住宅に耐震性能を取り入れる方はどれくらいいる?
建築物を建てる際には、建築基本法によって定められた耐震基準を守らなくてはなりません。
よってどの建築物にも、ある程度の地震に耐えられるよう耐震性能が備えられているといえます。しかし、建築物の中には耐震性能をさらに上げるために工夫されたものがあります。
住宅に耐震性能をサポートする施工を加えている方はどのくらいいるのでしょうか。
アンケートをとってみました。
【質問】
住宅に耐震性能を取り入れていますか?
【回答結果】
いいえ : 109
はい : 97
調査地域:埼玉県 千葉県 東京都 神奈川県 岐阜県 愛知県 滋賀県 京都府 大阪府 兵庫県 和歌山県 福岡県
調査対象:【年齢】30 – 39 40 – 49 50 – 59 60
調査期間:2017年09月15日~2017年09月22日
有効回答数:206サンプル
特別な耐震性能を望む方は少ない結果に
アンケートの結果、耐震性能を取り入れた住宅に住んでいると答えたのは206人中97人であることが分かりました。
まずは、「はい」と答えた方の意見をご紹介します。
(一戸建てに住む方の意見)
・設計業者さんから提案され、確かに費用は余分にかかっても最低限の工事はしておく方がいいと思ったので。(50代/女性/専業主婦)
(住宅の耐震性能について知っている方の意見)
・建築法が改正されて、耐震性能の確保が義務化された後に建てられたマンションに住んでいるからです。(30代/女性/専業主婦)
「はい」の回答の中には、施工業者に勧められて施工を行った方も多いようです。建築基準法が改正された後のマンションなどは、耐震基準が高まっていることもあり耐震性能も高いといえます。

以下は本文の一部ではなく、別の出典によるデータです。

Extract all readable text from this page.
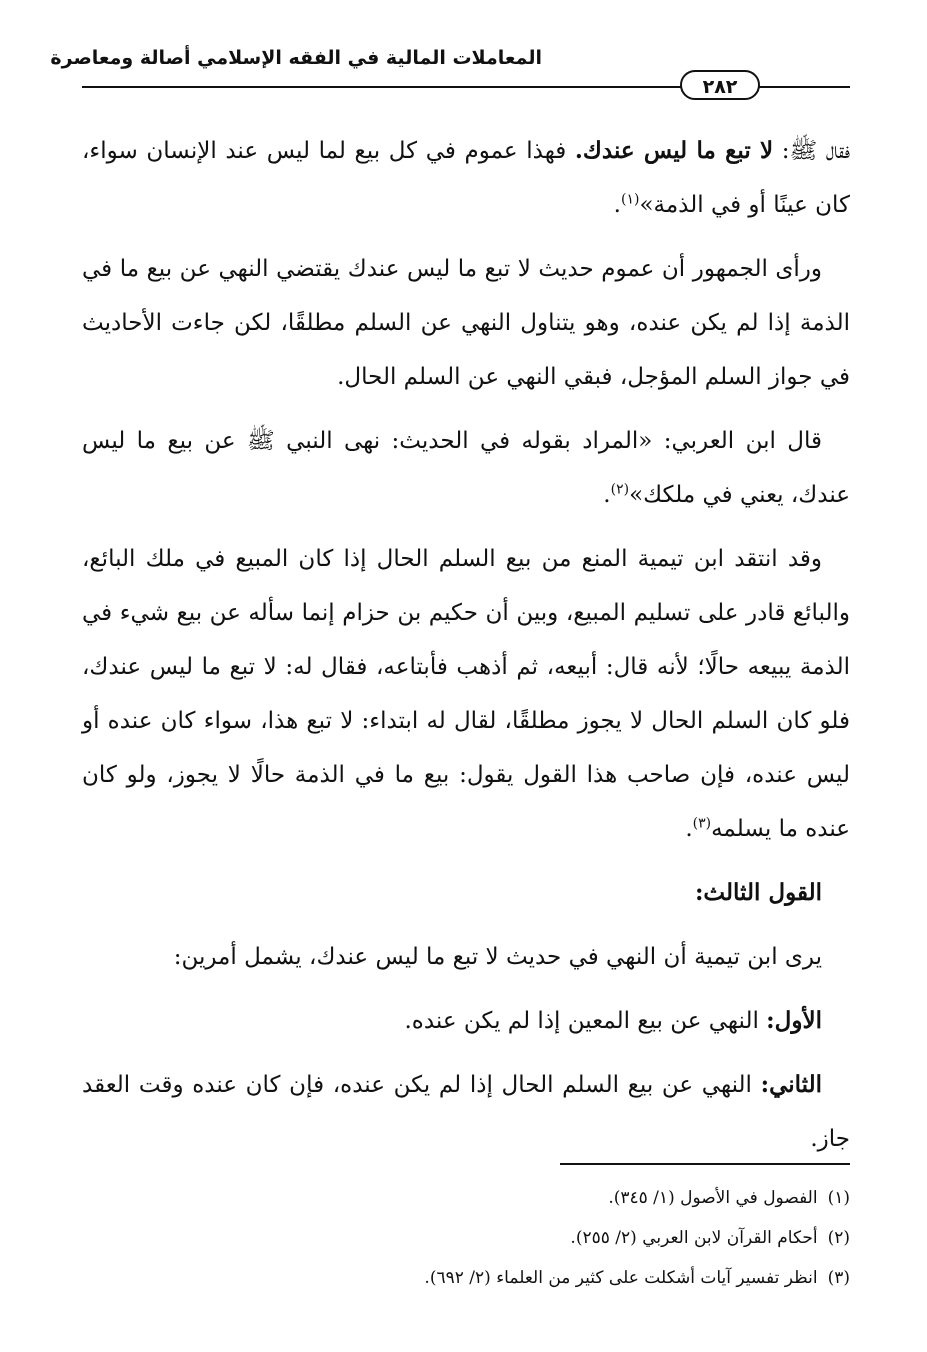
المعاملات المالية في الفقه الإسلامي أصالة ومعاصرة
٢٨٢

فقال ﷺ: لا تبع ما ليس عندك. فهذا عموم في كل بيع لما ليس عند الإنسان سواء، كان عينًا أو في الذمة»$^{(١)}$.

ورأى الجمهور أن عموم حديث لا تبع ما ليس عندك يقتضي النهي عن بيع ما في الذمة إذا لم يكن عنده، وهو يتناول النهي عن السلم مطلقًا، لكن جاءت الأحاديث في جواز السلم المؤجل، فبقي النهي عن السلم الحال.

قال ابن العربي: «المراد بقوله في الحديث: نهى النبي ﷺ عن بيع ما ليس عندك، يعني في ملكك»$^{(٢)}$.

وقد انتقد ابن تيمية المنع من بيع السلم الحال إذا كان المبيع في ملك البائع، والبائع قادر على تسليم المبيع، وبين أن حكيم بن حزام إنما سأله عن بيع شيء في الذمة يبيعه حالًا؛ لأنه قال: أبيعه، ثم أذهب فأبتاعه، فقال له: لا تبع ما ليس عندك، فلو كان السلم الحال لا يجوز مطلقًا، لقال له ابتداء: لا تبع هذا، سواء كان عنده أو ليس عنده، فإن صاحب هذا القول يقول: بيع ما في الذمة حالًا لا يجوز، ولو كان عنده ما يسلمه$^{(٣)}$.

القول الثالث:

يرى ابن تيمية أن النهي في حديث لا تبع ما ليس عندك، يشمل أمرين:

الأول: النهي عن بيع المعين إذا لم يكن عنده.

الثاني: النهي عن بيع السلم الحال إذا لم يكن عنده، فإن كان عنده وقت العقد جاز.

(١)الفصول في الأصول (١/ ٣٤٥).

(٢)أحكام القرآن لابن العربي (٢/ ٢٥٥).

(٣)انظر تفسير آيات أشكلت على كثير من العلماء (٢/ ٦٩٢).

次に、「いいえ」と回答した方の意見をご紹介しましょう。
(一戸建てに住む方の意見)
・今住んでいる住宅に耐震性能が取り入れられていないので、取り入れたいと思っているが、予算的にまだ実現できていない。(30代/男性/正社員)
(住宅の耐震性能について知っている方の意見)
・もう古い家なので、今更取り入れても仕方がない。(40代/正社員/男性)
「いいえ」の回答の中には、経済面や住宅の経年劣化に関するものが見られました。住宅を建築してから時間が経っている場合、耐震性能をアップさせる施工を行っても十分な効果が得られないケースもあります。
アンケートの結果、住宅に特別な耐震性能を加える方は半数に届かないことが分かりました。経済的な理由などから、施工に踏み切れない方もいるようです。
しかし、住宅の耐震性能を高めることにはさまざまなメリットがあります。
耐震住宅のメリット
耐震住宅を選ぶメリットは、大きく分けて3つあります。
まず1つ目のメリットとして挙げられるのが、地震対策にかかる費用を安く抑えることができる点です。地震に備える性能には、耐震性能以外にも免震や制震などがあります。
免震・制震性能によって住宅を地震の被害から守ろうとした場合、設置にかかる費用は数十万円から数百万円に上ります。一方で、耐震住宅は費用をこれら2つの性能よりもリーズナブルに抑えることができ、なおかつ工期も短いです。
2つ目のメリットとして、住宅が強風や台風などの影響を受けにくくなる点が挙げられます。耐震住宅は構造上、強風や台風による揺れを軽減することができます。
3つ目のメリットとして挙げられるのが、設置制限がない点です。免震性能により住宅を地震から守る場合、地下室は設置できなくなってしまいます。
耐震住宅を選ぶ場合は、地下室の設置なども自由にできるため、住宅設計の自由度が広がりやすいといえるでしょう。
耐震住宅のデメリット
耐震住宅にはデメリットもあります。まず、耐震により地震の被害に備える場合、住宅が損傷するリスクが高まる点が挙げられます。耐震の場合、地震の揺れが住宅に直接伝わってしまうため、ダメージを受けやすいのです。
地震による倒壊などは防げても、住宅にひびが入ってしまったり、積み重なったダメージによって住宅の劣化が早まってしまったりなどのリスクもあります。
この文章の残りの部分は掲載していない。